Wash and trim the fennel bulbs, cutting off the stalks in a wedge shape; slice the bulb into fine strips.
-
2.
Wash, peel, and dice the potatoes into 1 cm cubes.
-
3.
Cook the potato cubes in boiling salted water for 7 minutes.
-
4.
After 4 minutes add the fennel strips to the potatoes.
-
5.
Drain the vegetables, rinse briefly under cold water (shocking) and let them drain well.
-
6.
Rinse the lemon hot, dry it. Grate the zest finely, then squeeze the lemon. Wash the basil, shake dry, pluck the leaves and cut into very fine strips.
-
7.
Cut six pieces of aluminum foil to about 30x30 cm.

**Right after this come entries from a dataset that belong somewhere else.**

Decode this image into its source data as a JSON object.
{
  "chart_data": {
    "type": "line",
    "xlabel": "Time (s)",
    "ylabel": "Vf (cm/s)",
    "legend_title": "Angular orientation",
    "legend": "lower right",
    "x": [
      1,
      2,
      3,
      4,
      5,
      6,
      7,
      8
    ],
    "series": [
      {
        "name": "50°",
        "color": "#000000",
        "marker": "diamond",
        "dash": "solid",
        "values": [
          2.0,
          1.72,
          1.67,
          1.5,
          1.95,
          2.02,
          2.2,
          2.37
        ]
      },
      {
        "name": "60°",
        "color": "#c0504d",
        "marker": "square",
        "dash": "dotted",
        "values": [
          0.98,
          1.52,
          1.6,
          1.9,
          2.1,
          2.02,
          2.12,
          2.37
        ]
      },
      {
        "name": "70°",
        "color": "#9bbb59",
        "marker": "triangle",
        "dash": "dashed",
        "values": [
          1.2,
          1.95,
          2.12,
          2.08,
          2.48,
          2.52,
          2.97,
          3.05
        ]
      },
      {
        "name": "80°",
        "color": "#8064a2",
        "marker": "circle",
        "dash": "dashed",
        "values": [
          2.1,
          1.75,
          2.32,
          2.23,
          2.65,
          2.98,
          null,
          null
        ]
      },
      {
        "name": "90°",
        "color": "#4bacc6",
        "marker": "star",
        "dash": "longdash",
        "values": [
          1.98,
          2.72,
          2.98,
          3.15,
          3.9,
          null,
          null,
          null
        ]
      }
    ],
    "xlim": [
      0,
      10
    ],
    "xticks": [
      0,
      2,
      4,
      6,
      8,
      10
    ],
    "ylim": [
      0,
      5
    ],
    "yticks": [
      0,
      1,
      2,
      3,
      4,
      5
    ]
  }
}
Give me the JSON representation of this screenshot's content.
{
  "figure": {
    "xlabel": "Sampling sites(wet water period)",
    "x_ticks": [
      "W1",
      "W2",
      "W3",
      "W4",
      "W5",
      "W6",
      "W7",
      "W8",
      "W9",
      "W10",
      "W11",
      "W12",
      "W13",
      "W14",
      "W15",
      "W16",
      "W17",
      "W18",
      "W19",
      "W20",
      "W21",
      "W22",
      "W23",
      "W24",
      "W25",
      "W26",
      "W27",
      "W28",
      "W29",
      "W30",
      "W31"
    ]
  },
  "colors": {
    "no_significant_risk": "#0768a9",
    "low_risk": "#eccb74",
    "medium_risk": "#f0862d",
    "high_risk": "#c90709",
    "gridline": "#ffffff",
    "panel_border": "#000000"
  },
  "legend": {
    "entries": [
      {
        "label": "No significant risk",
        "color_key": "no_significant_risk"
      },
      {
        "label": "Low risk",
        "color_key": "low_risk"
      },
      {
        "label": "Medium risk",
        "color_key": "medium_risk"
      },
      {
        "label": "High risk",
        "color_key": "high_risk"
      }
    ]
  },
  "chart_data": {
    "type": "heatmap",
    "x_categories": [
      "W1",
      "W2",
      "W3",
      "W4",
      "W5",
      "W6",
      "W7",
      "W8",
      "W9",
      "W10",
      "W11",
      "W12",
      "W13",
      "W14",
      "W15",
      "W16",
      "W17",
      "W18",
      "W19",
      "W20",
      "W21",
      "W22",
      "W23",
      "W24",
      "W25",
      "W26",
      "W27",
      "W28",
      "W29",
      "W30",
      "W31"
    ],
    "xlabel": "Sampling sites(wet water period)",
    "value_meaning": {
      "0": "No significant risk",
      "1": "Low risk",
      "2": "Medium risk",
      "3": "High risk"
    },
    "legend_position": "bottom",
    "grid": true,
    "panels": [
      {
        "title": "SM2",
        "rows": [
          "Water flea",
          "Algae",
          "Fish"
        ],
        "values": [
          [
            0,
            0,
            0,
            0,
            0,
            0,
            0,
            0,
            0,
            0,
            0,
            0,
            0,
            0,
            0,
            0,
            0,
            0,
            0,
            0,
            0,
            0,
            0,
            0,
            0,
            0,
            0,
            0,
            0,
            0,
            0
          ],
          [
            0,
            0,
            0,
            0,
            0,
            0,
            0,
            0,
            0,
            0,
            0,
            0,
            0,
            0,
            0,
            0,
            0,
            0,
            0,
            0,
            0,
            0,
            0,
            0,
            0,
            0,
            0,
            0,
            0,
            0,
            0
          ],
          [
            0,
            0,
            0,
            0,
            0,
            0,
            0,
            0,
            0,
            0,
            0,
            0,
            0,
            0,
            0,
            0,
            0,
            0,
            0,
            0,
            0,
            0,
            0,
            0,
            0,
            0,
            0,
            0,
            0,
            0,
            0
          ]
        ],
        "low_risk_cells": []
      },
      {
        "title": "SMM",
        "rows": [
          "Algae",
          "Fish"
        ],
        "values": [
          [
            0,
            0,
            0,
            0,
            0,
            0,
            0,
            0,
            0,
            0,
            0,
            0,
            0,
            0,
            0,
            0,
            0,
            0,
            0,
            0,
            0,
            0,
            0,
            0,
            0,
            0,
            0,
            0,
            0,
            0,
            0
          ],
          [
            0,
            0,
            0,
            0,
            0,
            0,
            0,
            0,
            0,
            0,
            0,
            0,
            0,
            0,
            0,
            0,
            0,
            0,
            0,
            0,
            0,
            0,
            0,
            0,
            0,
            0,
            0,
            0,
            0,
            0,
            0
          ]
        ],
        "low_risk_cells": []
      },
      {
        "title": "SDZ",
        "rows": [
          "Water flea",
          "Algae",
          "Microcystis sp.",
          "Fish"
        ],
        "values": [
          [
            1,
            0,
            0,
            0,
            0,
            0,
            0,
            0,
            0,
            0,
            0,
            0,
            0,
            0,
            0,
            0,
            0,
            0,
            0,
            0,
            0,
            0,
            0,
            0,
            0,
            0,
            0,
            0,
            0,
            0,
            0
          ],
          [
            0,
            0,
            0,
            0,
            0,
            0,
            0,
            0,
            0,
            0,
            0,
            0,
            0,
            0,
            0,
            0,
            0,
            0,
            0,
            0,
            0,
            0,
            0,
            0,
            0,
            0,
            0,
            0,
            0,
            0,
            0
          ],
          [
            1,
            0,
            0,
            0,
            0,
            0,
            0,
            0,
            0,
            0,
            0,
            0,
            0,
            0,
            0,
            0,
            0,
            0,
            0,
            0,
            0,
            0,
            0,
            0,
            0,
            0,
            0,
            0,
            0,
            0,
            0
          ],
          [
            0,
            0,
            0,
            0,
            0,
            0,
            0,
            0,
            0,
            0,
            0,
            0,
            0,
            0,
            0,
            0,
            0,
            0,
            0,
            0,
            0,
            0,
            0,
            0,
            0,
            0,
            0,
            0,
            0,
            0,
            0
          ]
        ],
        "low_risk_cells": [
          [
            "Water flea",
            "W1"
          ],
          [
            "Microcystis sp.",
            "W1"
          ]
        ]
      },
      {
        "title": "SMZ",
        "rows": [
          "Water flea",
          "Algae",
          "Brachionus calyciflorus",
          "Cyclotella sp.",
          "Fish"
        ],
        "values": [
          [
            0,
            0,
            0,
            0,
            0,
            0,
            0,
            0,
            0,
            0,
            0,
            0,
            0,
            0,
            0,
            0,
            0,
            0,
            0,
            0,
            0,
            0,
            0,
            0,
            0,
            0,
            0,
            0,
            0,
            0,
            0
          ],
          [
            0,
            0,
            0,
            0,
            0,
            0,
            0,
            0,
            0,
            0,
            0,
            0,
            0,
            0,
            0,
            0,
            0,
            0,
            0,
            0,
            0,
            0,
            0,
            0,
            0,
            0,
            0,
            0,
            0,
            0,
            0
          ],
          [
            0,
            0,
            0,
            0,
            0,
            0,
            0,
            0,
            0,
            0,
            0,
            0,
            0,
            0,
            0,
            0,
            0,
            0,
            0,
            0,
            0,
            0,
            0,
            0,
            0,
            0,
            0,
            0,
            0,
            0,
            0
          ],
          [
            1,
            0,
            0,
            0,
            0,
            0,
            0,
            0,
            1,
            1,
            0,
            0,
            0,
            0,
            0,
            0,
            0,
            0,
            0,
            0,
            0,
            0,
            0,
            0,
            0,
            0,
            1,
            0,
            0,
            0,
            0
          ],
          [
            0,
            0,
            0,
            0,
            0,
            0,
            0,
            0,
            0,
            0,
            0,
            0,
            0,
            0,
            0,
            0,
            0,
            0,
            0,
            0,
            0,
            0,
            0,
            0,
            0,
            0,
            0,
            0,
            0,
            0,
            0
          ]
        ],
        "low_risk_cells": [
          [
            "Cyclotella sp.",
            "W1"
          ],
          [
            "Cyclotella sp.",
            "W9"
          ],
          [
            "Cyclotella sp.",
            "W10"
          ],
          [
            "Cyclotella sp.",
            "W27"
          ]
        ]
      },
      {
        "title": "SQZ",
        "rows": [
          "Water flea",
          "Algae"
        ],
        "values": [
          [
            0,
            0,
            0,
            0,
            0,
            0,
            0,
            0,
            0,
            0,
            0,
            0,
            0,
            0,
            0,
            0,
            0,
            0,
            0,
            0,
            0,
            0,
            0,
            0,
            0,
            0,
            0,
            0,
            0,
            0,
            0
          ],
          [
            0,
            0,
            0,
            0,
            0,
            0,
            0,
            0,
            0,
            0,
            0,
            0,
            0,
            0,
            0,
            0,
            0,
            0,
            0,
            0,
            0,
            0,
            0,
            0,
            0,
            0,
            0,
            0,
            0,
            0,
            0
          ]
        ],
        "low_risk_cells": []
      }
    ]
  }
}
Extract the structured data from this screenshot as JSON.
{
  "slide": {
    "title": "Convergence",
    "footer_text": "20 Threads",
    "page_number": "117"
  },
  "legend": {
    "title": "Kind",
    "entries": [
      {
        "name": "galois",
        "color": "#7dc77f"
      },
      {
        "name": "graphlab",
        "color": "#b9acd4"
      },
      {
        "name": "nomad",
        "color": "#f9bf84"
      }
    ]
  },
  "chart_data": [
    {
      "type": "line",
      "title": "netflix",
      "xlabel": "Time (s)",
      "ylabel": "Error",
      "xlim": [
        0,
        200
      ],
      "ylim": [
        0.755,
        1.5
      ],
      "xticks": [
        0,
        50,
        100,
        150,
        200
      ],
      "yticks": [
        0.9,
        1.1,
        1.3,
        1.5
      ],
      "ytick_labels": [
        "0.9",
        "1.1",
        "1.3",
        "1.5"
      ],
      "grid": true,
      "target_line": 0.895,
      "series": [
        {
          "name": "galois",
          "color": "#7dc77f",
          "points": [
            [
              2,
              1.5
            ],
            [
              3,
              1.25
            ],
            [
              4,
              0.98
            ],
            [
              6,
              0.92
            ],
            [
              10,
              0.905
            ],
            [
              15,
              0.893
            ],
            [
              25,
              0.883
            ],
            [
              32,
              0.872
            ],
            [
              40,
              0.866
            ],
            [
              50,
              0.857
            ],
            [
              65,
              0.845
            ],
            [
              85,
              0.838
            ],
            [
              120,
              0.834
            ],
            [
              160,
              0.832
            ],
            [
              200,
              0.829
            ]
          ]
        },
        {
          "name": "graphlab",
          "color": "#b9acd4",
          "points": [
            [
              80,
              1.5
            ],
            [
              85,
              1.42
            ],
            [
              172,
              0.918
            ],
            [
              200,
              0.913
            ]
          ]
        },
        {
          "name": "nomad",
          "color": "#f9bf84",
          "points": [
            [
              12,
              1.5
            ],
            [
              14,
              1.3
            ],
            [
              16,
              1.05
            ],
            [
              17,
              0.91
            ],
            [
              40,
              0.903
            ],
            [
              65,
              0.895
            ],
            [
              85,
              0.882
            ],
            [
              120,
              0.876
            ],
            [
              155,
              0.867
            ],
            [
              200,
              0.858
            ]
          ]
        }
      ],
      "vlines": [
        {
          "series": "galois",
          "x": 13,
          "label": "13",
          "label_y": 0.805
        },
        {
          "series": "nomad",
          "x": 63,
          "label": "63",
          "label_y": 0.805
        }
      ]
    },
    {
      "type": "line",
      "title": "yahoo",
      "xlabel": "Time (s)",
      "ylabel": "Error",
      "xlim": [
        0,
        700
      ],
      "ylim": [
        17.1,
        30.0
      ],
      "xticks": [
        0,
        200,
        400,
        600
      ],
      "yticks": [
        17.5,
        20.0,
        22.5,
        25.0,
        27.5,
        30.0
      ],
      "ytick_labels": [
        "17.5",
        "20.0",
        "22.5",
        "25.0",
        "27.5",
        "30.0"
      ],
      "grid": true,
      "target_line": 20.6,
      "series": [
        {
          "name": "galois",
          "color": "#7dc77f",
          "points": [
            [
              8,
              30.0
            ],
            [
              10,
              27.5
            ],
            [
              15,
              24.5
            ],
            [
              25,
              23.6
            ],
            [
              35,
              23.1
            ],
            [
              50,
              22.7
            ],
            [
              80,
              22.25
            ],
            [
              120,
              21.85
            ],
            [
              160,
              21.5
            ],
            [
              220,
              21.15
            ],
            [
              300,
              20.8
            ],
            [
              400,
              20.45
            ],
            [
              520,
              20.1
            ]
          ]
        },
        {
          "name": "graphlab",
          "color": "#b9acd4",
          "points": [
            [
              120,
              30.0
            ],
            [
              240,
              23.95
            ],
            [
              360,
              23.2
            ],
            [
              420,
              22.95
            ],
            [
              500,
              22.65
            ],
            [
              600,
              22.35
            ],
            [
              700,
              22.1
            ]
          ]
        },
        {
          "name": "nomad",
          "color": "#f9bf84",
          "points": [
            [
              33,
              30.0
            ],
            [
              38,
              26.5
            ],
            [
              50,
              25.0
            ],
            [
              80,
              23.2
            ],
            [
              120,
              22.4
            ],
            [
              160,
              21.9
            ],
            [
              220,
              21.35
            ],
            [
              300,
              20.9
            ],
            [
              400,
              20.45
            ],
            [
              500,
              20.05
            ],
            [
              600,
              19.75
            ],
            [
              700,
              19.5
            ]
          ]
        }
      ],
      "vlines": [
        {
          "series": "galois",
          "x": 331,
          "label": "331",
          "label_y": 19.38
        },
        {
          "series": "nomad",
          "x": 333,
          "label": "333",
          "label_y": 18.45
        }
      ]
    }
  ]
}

Spread 1 tsp olive oil on each foil piece.
-
8.
Wash and pat dry the halibut pieces; lay them on the foil pieces, season with salt and pepper.
-
9.
Distribute the vegetables over the fish pieces and lightly season with salt and pepper.
-
10.
Add a bit of lemon juice, zest and basil to each fish piece.
-
11.
Tightly wrap the fish pieces in the foil.
-
12.
Grill the packets on a medium‑high grill for 10 minutes on one side.